Page:Revue des Deux Mondes - 1876 - tome 16.djvu/93

Le texte de cette page a été corrigé et est conforme au fac-similé.

l’empire. A chaque relais, si l’on n’y eût mis bon ordre, il y aurait eu non-seulement querelle, mais bataille, tant les Russes montraient d’empressement à seconder les désirs du tsar et à servir les hôtes qu’il daignait appeler à comparaître en sa souveraine présence. C’était à qui s’emparerait des traîneaux pour y attacher le premier ses chevaux ; celui dont l’attelage était refusé ou arrivait trop tard semblait en éprouver une mortification profonde.
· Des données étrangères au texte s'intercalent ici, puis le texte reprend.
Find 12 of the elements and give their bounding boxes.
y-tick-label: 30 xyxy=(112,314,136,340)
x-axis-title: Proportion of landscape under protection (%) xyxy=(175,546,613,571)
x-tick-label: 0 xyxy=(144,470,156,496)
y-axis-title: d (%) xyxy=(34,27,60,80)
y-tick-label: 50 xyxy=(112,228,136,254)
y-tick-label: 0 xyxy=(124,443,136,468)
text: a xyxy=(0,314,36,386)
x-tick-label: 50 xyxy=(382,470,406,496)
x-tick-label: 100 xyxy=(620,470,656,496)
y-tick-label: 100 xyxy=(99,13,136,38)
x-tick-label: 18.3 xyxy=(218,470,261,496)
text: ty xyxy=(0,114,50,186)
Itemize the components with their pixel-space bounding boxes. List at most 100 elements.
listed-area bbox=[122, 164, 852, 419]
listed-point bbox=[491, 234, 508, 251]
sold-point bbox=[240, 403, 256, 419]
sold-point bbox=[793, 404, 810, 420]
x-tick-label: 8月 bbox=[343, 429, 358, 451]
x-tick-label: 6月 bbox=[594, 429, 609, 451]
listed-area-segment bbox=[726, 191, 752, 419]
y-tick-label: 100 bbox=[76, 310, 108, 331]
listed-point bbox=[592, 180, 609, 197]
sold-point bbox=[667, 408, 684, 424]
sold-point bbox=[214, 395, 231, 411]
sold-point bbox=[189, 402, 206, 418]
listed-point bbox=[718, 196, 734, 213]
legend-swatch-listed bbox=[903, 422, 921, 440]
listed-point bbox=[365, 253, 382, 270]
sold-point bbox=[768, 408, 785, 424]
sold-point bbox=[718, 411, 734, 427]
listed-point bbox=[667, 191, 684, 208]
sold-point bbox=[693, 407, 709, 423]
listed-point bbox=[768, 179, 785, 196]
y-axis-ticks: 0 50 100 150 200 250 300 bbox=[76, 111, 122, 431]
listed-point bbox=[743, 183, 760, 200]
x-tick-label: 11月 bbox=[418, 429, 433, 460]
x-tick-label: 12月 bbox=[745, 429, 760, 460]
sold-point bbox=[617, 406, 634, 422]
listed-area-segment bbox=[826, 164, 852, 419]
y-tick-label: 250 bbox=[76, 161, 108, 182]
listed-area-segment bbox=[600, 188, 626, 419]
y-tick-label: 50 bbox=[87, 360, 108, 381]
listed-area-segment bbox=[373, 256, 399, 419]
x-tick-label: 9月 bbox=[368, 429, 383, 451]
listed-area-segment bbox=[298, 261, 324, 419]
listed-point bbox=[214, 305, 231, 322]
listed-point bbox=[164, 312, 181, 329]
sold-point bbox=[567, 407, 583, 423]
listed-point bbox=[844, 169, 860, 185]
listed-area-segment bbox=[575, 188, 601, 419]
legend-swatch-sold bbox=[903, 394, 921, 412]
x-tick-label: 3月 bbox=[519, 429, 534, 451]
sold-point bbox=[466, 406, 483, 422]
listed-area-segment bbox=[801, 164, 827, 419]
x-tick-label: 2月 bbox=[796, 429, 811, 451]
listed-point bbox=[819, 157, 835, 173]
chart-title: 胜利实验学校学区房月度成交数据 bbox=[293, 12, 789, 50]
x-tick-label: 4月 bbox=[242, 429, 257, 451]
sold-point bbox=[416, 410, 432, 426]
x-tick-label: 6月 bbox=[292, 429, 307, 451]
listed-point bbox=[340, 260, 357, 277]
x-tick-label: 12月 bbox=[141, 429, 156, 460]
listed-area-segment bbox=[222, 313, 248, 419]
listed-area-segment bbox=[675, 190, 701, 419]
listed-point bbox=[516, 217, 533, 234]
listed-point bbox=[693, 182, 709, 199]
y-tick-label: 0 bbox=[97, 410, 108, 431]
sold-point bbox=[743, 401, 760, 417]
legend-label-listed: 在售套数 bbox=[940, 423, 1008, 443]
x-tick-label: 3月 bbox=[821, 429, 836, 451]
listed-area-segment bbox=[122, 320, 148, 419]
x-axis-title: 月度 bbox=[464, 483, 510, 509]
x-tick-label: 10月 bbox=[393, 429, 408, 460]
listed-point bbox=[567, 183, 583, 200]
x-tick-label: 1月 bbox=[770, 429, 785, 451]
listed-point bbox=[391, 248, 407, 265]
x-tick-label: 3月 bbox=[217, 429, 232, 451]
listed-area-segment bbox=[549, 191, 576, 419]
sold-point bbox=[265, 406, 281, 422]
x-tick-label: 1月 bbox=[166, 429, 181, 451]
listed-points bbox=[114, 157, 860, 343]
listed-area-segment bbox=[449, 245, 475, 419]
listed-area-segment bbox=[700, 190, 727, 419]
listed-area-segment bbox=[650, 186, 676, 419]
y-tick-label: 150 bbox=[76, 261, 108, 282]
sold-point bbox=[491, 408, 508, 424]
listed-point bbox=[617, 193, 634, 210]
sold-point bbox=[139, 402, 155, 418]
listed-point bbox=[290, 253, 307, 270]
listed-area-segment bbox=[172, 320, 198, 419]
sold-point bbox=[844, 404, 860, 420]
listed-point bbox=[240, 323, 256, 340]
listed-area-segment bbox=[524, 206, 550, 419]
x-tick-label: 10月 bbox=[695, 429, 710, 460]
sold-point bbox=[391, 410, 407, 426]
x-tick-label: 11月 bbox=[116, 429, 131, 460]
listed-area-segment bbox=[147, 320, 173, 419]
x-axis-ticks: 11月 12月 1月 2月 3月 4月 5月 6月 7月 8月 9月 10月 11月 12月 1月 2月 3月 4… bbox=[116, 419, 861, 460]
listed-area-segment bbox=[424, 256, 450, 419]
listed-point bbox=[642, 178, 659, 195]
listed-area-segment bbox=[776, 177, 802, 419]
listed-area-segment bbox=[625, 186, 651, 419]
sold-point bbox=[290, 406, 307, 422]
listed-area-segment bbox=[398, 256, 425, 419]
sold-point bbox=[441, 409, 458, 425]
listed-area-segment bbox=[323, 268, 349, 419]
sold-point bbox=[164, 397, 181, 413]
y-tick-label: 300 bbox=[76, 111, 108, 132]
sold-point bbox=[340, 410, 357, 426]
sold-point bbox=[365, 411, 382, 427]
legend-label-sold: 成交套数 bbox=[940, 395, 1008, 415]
Chancelor avait, sans s’arrêter, traversé Vologda, dépassé Jaroslaf et Rostof[1] ; il ne lui restait plus qu’une centaine de milles à parcourir pour atteindre Moscou. L’aspect du pays changeait à vue d’œil ; tout indiquait déjà les approches d’une grande capitale. La terre gardait encore les traces d’une soigneuse culture et avait dû porter d’abondantes moissons. Presqu’à chaque pas s’offraient de petits villages semés dans la plaine, ou rangés, à la suite l’un de l’autre, sur la route. Autour de ces ruches, toutes gonflées de la population la plus dense qu’on puisse imaginer, bourdonnaient sans cesse sept ou huit cents traîneaux, apportant du nord leurs chargemens de poisson salé ou charriant vers les provinces lointaines le blé qui leur avait été livré en échange. Moscou apparut enfin, mais sous quel aspect ! Chancelor eut peine à retenir une exclamation dédaigneuse. La capitale d’Ivan IV n’était pas, en effet, au temps où la visitèrent les marins du Bonaventure, cette ville à demi-orientale, à demi-européenne qui dressait en 1812, devant les soldats de la grande armée, « les flèches et les coupoles dorées de ses temples. » Prise en masse, la cité fondée en 1147 par George Dolgorouki n’était encore en 1553 qu’un immense assemblage de cabanes disséminées sans ordre. Des troncs de sapins grossièrement équarris, des toits chargés, en guise de chaume, d’un épais lit d’écorce, protègent mieux contre le vent et la pluie que la tente de feutre du Tartare. Pour des yeux habitués au spectacle des nobles constructions dont l’architecture normande décora, du XIe au XIIIe siècle, les bords de la Tamise, ce vaste bûcher qui semblait appeler la torche et provoquer à plaisir l’incendie, n’en devait pas moins garder l’apparence d’un campement plutôt que celle d’une ville. Les rues de Londres étaient, dès cette époque, pavées ; les rues de Moscou n’offraient, suivant la saison, qu’un océan de boue, un miroir de glace ou des flots mouvans de poussière. Deux civilisations distinctes se disputaient encore la Russie. La Zemlianoï-Gorod, — ainsi se nommait l’agglomération confuse que traversait en ce moment Chancelor, — était une ville mongole. Un long

  1. Rostof, ville du gouvernement de Jaroslaf sur la rive nord-ouest du lac Néro, ancienne capitale du pays des Tchouds.